Abstract
Background
The astrocyte cytoskeletal protein, Glial Fibrillary Acidic Protein (GFAP), is a potential blood-based biomarker for diagnosis and prognosis of older adults in the Alzheimer’s Disease (AD) continuum, comprising cognitively unimpaired (CU) and cognitively impaired individuals with high brain amyloid-beta load (Aβ+). However, specific attention to the potential of plasma GFAP in CU Aβ+ older adults with Subjective Memory Complaints (SMCs) is required, given that SMCs are a primary feature of Subjective Cognitive Decline (SCD) and individuals with SMCs are twice as likely to develop dementia compared to non-memory complainers.
Method
Plasma GFAP was measured in older adults with SMCs from two independent cohorts, namely the Kerr Anglican Retirement Village Initiative in Ageing Health (KARVIAH; N = 76; 52 Aβ-, 24 Aβ+) and the Australian Imaging, Biomarker & Lifestyle Flagship Study of Ageing (AIBL; N = 75; 50 Aβ-, 25 Aβ+), using the Neurology-4PlexA and Neurology-4PlexE kits, respectively, on the Single Molecule Array (Simoa) platform (Quanterix).
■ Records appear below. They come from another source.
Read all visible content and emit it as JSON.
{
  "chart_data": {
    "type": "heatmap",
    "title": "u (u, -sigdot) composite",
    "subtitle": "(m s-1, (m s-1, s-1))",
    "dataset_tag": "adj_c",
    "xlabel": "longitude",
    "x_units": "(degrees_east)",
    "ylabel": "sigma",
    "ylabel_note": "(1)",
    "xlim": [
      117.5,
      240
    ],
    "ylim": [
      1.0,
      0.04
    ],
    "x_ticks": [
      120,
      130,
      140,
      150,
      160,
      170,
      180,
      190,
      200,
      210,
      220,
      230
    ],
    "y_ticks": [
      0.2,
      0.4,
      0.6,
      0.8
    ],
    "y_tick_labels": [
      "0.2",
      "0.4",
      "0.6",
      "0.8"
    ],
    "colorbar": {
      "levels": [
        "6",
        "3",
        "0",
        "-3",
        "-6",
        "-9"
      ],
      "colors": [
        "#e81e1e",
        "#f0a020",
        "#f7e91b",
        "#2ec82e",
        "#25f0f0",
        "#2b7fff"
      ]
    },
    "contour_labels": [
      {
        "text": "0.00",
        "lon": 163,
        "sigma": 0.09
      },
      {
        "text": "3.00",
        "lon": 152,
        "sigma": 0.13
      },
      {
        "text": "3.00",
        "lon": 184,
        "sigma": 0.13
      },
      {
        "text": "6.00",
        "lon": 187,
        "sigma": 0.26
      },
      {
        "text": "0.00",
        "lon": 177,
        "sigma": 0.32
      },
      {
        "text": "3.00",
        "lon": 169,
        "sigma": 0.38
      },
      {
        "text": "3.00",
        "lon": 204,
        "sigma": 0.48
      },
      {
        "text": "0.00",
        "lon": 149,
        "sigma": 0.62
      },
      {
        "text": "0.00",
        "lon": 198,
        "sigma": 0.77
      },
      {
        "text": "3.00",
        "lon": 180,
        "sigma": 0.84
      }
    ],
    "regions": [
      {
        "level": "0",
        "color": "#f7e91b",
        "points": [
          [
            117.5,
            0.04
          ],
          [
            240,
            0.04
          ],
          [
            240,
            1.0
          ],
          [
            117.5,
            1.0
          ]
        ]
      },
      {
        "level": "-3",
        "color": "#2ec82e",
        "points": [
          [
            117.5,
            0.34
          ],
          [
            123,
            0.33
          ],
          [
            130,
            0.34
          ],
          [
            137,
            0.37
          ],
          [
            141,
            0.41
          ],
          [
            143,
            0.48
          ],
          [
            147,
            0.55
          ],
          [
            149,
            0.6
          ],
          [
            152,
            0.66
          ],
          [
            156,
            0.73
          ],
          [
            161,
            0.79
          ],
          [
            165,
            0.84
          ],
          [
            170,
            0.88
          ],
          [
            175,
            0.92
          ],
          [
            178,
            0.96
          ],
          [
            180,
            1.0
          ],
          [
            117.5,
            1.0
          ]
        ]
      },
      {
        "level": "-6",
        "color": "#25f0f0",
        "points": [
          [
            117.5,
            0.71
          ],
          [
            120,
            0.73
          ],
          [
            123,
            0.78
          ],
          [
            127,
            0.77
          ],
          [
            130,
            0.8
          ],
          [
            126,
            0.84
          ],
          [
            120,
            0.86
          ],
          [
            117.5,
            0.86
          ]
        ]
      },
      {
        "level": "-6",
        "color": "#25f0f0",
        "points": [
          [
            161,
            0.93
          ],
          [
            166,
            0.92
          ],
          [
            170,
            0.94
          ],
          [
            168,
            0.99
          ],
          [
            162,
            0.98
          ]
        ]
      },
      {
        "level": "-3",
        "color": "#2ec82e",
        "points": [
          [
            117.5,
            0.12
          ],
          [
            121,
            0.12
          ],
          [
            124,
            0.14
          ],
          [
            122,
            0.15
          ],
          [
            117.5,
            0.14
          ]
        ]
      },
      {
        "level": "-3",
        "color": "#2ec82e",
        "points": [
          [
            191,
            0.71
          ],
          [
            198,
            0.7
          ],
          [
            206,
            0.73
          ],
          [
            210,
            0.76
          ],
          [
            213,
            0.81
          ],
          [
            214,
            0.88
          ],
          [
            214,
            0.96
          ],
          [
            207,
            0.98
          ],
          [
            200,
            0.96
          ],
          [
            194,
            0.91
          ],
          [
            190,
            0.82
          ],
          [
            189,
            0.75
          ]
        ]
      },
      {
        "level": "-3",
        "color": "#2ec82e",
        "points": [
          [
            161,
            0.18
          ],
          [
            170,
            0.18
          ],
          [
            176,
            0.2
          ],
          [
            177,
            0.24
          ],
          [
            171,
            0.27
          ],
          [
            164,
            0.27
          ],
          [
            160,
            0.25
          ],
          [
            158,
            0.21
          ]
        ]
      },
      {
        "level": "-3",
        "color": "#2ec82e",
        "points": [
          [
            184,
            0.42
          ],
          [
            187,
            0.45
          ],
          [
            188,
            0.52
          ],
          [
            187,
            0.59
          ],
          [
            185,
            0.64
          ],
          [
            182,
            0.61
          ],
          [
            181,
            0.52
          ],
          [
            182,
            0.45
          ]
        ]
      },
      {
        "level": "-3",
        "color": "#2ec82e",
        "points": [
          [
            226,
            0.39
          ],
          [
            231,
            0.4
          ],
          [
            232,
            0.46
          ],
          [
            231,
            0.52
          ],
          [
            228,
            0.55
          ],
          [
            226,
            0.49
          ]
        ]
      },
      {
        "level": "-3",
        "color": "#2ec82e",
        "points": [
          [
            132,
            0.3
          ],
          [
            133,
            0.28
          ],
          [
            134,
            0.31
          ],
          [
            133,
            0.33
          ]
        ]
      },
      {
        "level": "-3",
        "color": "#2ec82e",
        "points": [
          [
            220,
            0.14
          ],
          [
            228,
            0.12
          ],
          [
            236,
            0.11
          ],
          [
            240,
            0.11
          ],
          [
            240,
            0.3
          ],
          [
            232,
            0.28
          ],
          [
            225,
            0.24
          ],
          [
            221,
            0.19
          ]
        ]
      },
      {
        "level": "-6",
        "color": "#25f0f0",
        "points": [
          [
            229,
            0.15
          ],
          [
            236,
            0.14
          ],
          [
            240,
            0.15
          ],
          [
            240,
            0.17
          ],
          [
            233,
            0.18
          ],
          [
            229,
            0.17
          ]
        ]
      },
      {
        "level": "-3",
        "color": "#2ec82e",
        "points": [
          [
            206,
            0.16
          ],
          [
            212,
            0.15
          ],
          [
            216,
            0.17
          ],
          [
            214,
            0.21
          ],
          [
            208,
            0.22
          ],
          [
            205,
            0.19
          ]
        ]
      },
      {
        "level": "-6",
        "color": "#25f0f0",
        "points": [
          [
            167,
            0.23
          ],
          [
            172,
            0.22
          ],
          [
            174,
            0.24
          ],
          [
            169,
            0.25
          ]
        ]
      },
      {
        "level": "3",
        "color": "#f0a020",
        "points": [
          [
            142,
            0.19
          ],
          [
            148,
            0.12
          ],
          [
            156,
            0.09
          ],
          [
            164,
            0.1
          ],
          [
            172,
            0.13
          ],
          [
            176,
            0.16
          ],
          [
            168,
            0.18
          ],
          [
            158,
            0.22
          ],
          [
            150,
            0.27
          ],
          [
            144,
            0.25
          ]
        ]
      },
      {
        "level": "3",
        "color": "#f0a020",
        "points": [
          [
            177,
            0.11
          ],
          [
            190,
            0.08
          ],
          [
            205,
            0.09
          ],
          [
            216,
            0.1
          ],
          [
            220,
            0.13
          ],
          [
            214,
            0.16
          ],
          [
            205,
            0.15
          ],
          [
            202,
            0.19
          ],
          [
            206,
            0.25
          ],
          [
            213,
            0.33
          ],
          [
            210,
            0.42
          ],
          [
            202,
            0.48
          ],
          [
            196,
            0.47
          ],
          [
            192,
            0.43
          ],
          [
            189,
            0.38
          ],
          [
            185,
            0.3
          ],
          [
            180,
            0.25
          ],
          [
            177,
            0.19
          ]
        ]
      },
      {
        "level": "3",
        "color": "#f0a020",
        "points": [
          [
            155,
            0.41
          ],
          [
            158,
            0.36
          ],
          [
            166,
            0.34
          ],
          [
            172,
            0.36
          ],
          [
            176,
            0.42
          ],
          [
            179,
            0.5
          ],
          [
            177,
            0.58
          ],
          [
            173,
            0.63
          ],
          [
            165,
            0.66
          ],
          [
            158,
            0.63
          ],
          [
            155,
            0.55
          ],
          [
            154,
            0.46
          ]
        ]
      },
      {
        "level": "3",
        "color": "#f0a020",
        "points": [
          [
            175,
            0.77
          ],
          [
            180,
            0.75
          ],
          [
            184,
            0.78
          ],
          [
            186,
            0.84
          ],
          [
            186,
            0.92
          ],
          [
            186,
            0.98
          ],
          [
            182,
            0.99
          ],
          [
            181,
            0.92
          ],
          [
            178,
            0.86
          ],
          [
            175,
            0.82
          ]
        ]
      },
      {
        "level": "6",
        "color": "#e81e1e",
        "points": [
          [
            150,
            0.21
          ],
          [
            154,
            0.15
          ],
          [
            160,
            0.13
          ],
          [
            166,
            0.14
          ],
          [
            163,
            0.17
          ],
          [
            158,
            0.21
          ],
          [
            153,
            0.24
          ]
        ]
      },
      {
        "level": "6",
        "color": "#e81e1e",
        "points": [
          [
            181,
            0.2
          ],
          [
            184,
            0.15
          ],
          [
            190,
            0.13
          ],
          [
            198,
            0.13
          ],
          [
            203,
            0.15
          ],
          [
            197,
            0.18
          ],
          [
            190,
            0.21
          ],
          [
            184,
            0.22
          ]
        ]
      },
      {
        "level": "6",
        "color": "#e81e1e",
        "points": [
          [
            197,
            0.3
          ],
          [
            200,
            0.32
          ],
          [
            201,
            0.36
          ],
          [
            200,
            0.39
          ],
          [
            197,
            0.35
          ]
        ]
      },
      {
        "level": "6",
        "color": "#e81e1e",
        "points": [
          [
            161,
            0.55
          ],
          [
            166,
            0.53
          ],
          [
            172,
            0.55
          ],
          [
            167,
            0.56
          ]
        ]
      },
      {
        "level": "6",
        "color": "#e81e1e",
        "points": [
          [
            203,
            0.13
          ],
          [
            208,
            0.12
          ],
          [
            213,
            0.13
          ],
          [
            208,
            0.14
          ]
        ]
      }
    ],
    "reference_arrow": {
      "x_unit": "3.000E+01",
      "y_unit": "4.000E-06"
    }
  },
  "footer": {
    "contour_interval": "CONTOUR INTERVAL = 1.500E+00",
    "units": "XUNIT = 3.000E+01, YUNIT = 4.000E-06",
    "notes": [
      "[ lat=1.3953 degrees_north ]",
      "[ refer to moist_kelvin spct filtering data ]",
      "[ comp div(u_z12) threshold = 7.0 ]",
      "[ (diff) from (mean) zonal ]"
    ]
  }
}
The Memory Assessment Clinic-Q was used to assess participants with SMCs.
Result
Plasma GFAP was significantly elevated in Aβ+ SMCs compared with Aβ- SMCs in both cohorts before and after adjusting for age, sex and APOE ε4 carrier-status (mean±SD in pg/mL; KARVIAH: Aβ- = 148±47, Aβ+ = 230±93, p<.0001; AIBL: Aβ- = 135±58, Aβ+ = 209±76, p<.0001). Plasma GFAP differentiated Aβ+ SMCs from Aβ- SMCs with an area under the receiver operating characteristic curve (AUC) of 80% (CI:68%-92%) in KARVIAH and 77% (CI:66%-89%) in AIBL. Based on the AUC, plasma GFAP performed equivalent to other putative plasma AD diagnostic markers such as plasma phosphorylated-tau181 (p-tau181) and plasma Aβ42/Aβ40 ratio but performed significantly better than plasma Neurofilament Light (NfL) in both cohorts (p<.05). A model comprising plasma GFAP, p-tau181, Aβ42/Aβ40 ratio and the AD risk factors, age, sex and APOE ε4 carrier-status significantly outperformed any of the biomarkers alone in differentiating brain Aβ-/+ status in both cohorts (p<.05). Higher plasma GFAP in individuals with SMCs was associated with faster cognitive decline assessed by the Preclinical Alzheimer Cognitive Composite (PACC) score and with faster brain Aβ accumulation assessed by PET in AIBL.
Conclusion
These observations suggest that plasma GFAP has diagnostic and prognostic value for older adults at risk for AD.